Chennai

'Renaissance' age robot straightens 10-year-old's spine

Thrice-operated Rajkot girl gets curved spine corrected by surgery with robotic guidance at the Apollo Hospitals

Express News Service

Move over Da Vinci, it’s now time for the Renaissance. Before art connoiseurs take offence, it ought to be made clear that we’re talking about robots involved in complex surgeries. After the Apollo Hospitals group gave robotic surgery in the country a massive fillip by buying and using the Da Vinci Si robots for regular operations, they have brought the Renaissance robotic surgical guidance system to assist in spinal surgeries.

While the Da Vinci, which Apollo operates in four cities in the country is a joystick-guided module which has massive robotic arms that conduct the surgery (a little like Dr Octopus from the Spiderman movies), this robot is roughly the size of a “can of Cola,” says Dr Sajan K Hegde, Head of Apollo’s Spinal Unit and the man who is trained to use it.

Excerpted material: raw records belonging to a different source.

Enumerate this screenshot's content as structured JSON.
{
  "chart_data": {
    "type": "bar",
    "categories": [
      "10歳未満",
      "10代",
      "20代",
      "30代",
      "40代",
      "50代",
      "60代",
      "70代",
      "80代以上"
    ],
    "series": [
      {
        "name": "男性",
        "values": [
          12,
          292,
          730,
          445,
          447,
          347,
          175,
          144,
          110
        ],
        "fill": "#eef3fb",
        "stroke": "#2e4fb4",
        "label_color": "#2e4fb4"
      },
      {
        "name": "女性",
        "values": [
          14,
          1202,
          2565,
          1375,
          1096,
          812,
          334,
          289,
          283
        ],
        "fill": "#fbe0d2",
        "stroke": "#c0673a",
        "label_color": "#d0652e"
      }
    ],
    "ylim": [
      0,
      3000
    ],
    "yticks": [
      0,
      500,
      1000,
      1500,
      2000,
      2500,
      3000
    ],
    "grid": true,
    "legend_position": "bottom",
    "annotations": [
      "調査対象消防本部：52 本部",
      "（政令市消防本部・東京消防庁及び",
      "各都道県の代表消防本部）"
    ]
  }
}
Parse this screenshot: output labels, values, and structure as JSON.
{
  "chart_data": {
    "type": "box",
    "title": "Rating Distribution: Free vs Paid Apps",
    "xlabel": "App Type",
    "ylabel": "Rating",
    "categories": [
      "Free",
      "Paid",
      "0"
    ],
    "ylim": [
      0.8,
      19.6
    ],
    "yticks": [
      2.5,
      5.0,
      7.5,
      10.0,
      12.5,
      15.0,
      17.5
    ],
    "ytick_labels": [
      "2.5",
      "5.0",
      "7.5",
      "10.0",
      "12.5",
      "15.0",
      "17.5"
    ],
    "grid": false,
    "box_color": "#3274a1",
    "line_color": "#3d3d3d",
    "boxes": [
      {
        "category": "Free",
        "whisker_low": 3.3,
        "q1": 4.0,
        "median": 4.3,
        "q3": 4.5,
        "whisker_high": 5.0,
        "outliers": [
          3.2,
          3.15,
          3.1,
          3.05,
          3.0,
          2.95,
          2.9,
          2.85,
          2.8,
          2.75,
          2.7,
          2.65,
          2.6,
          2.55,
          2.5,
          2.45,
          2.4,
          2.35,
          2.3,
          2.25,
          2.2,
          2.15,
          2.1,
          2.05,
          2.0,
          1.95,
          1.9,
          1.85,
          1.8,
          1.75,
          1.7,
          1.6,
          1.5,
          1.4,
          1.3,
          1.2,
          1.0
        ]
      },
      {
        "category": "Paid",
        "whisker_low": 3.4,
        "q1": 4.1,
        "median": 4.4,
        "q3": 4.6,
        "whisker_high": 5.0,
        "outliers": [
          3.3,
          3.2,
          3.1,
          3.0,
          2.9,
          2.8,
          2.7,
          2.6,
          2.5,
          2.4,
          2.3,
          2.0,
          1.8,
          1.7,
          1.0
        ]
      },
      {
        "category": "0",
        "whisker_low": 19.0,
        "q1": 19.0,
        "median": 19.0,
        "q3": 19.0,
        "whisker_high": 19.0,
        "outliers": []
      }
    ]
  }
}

So what does it do? For starters, it has helped with corrective spinal surgeries for over 12 people, barely a month after it was brought down to Chennai. The most endearing tale among those helped by this device is that of 10-year-old Heema Kirit Shah from Rajkot. 

Born with congenital abnormalities that curved her spine - and effectively her back - her parents have been lugging her to super-speciality hospitals around the country to get it corrected, but to no avail.

“It was a mess really. She had been operated on at least thrice and there were various rods and implants in her back, which had caused the weaker bones to break. Her spine was also badly deformed,” explains Dr Hegde. What she needed was corrective surgery, with doctors re-setting her backbone piece by piece, without damaging her spinal cord - “this could have cause cardio-pulmonary issues or left her paralysed, if we had gone wrong,” he adds.

Normally, this would have been an operation that drained even a super-skilled surgeon, besides having a very low margin of error. But with the Renaissance system guiding the doctors, things were easier and even more accurate. “The machine is fed with all the scans and images and it knows exactly where the screws have to be inserted and which angle it has to be put in. Nerve composition is also factored in, so there’s no damage to her nerves or organs,” says Hegde. Moving much like a little capsule across her back, the robotic guidance system ensured that the screws were inserted into her back sans incident.

Barely three days after, Heema looks as normal as she could have ever looked, without any shadow from her past. “She was very anxious to get back to school looking like this, because she was always looked at like a hunchback,” says her mother. She is shorter than most fifth-graders, the fact that she can finally play like any other kid, is more than she could have asked for.

Buoyed by the success of the device, Apollo Hospitals Group Chairman Dr Prathap C Reddy sanctioned the purchase of four more devices so that many more people could benefit.